For all the horror film and literature I consume, people sometimes assume that I scare easy. Well, not so much. Horror has its visceral thrills, but for me, it’s more of an aesthetic experience. I enjoy the atmosphere more than the scares, and find humor in the most gruesome onscreen butchering. In general, I’m a tough nut to disturb.

Which brings us to Marabou Stork Nightmares.

Don’t consider this a recommendation. Consider this a challenge.

This novel has the distinction of being the only book that has kept me up at nights as an adult. The reader survives this book as much as they enjoy it. Be warned, this is a tense work of psychological brutality that forces you to confront human nature. It’s a case study of devolutionary psychopathology, of working class nihilism and the addictive lure of violence. And a stellar piece of literature you’ll never forget.

Of course, Irvine Welsh is best known for his debut novel, Trainspotting. Marabou Stork is his second full-length, first published in 1995. The story is narrated by Roy Strang, a comatose soccer hooligan with a troubled past. We experience the story from inside Strang’s head, which creates a narrative as compelling as it is disjointed. He oscillates through multiple levels of consciousness, which are represented visually with different fonts that run forward, back and sometimes up the page. This textual manipulation further immerses the reader in the nightmare.

When closest to death, Strang endures wild hallucinations centered on a safari in which he is hunting the marabou stork, a vicious scavenger that will eat other animals alive. Strang’s life story weaves throughout this psychedelic and troubling narrative, until the fractured shards of his memory come back together.

I once lent Marabou Stork Nightmares to a friend, an addict who was well-acquainted with the back alleys of hell, and he returned it two days later.

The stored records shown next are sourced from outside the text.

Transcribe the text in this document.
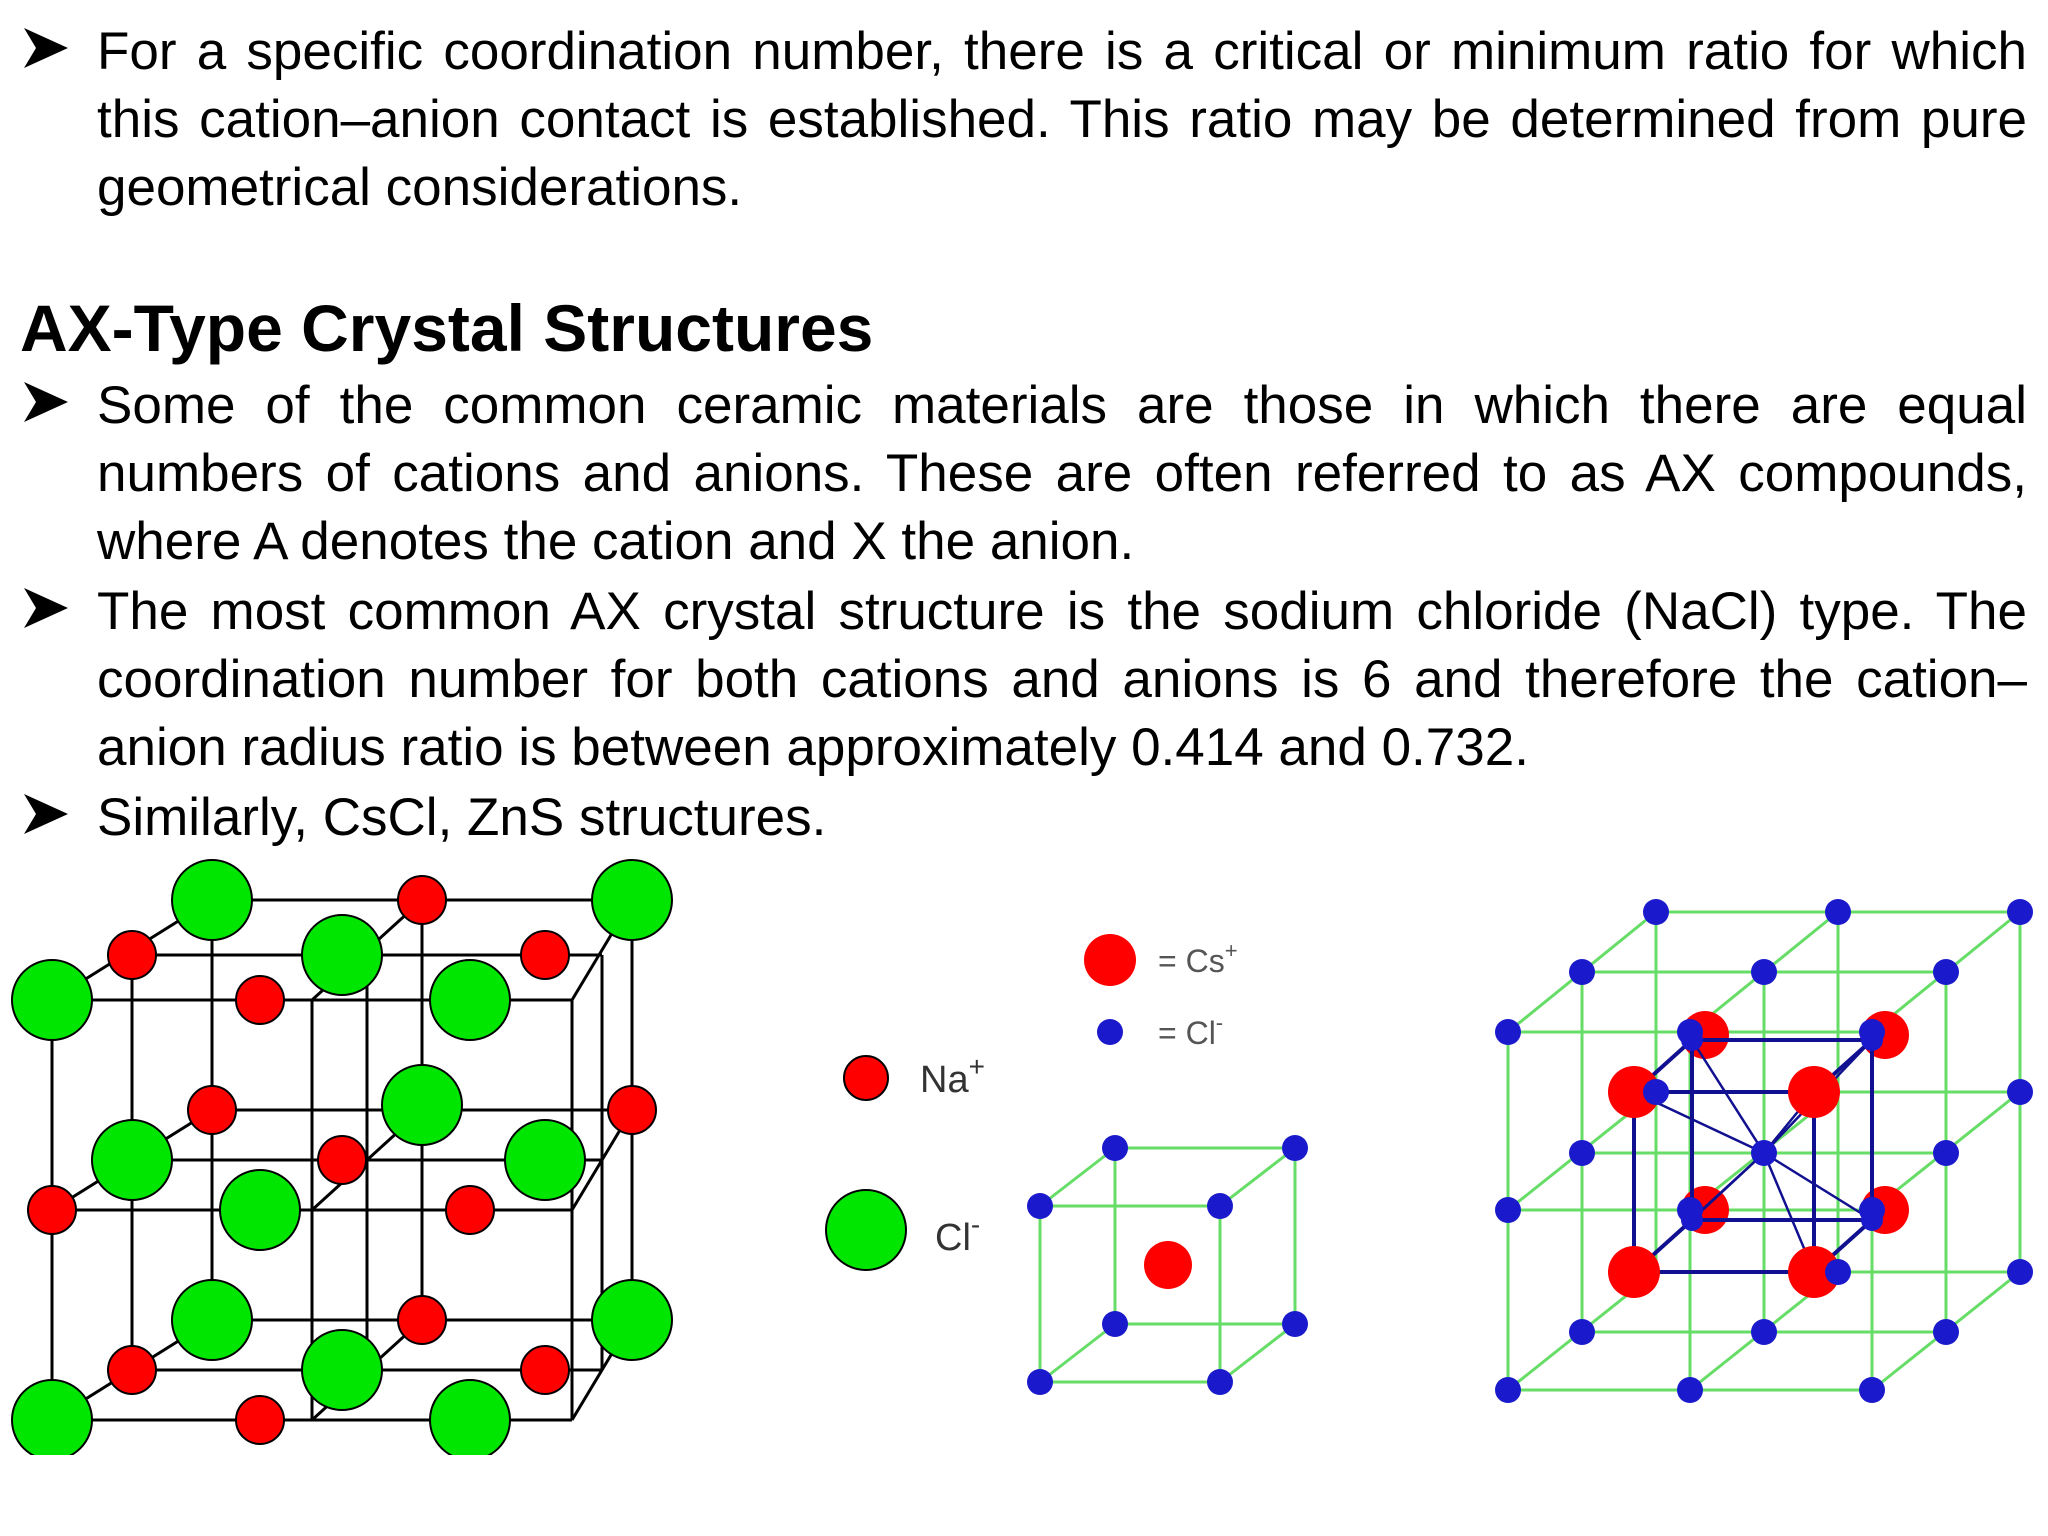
For a specific coordination number, there is a critical or minimum ratio for which this cation–anion contact is established. This ratio may be determined from pure geometrical considerations.

AX-Type Crystal Structures

Some of the common ceramic materials are those in which there are equal numbers of cations and anions. These are often referred to as AX compounds, where A denotes the cation and X the anion.

The most common AX crystal structure is the sodium chloride (NaCl) type. The coordination number for both cations and anions is 6 and therefore the cation–anion radius ratio is between approximately 0.414 and 0.732.

Similarly, CsCl, ZnS structures.

Na+
Cl-
= Cs+
= Cl-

He’d finished the book in less than 40 hours, in part because it was so good that he couldn’t stop reading—and in part because he was too troubled to sleep.

Any book that elicits this type of visceral response is a must-read for Halloween.

Welsh has also written a number of horrific short stories, most of which appear in his stellar collection The Acid House. Recommended stories include, “The Shooter,” “Eurotrash” and the delightful “Snuff.”

Parts of this post are adapted from an earlier article of mine, “Thirteen horrifying reads for Halloween,” which appeared in the Boulder Camera in 2008.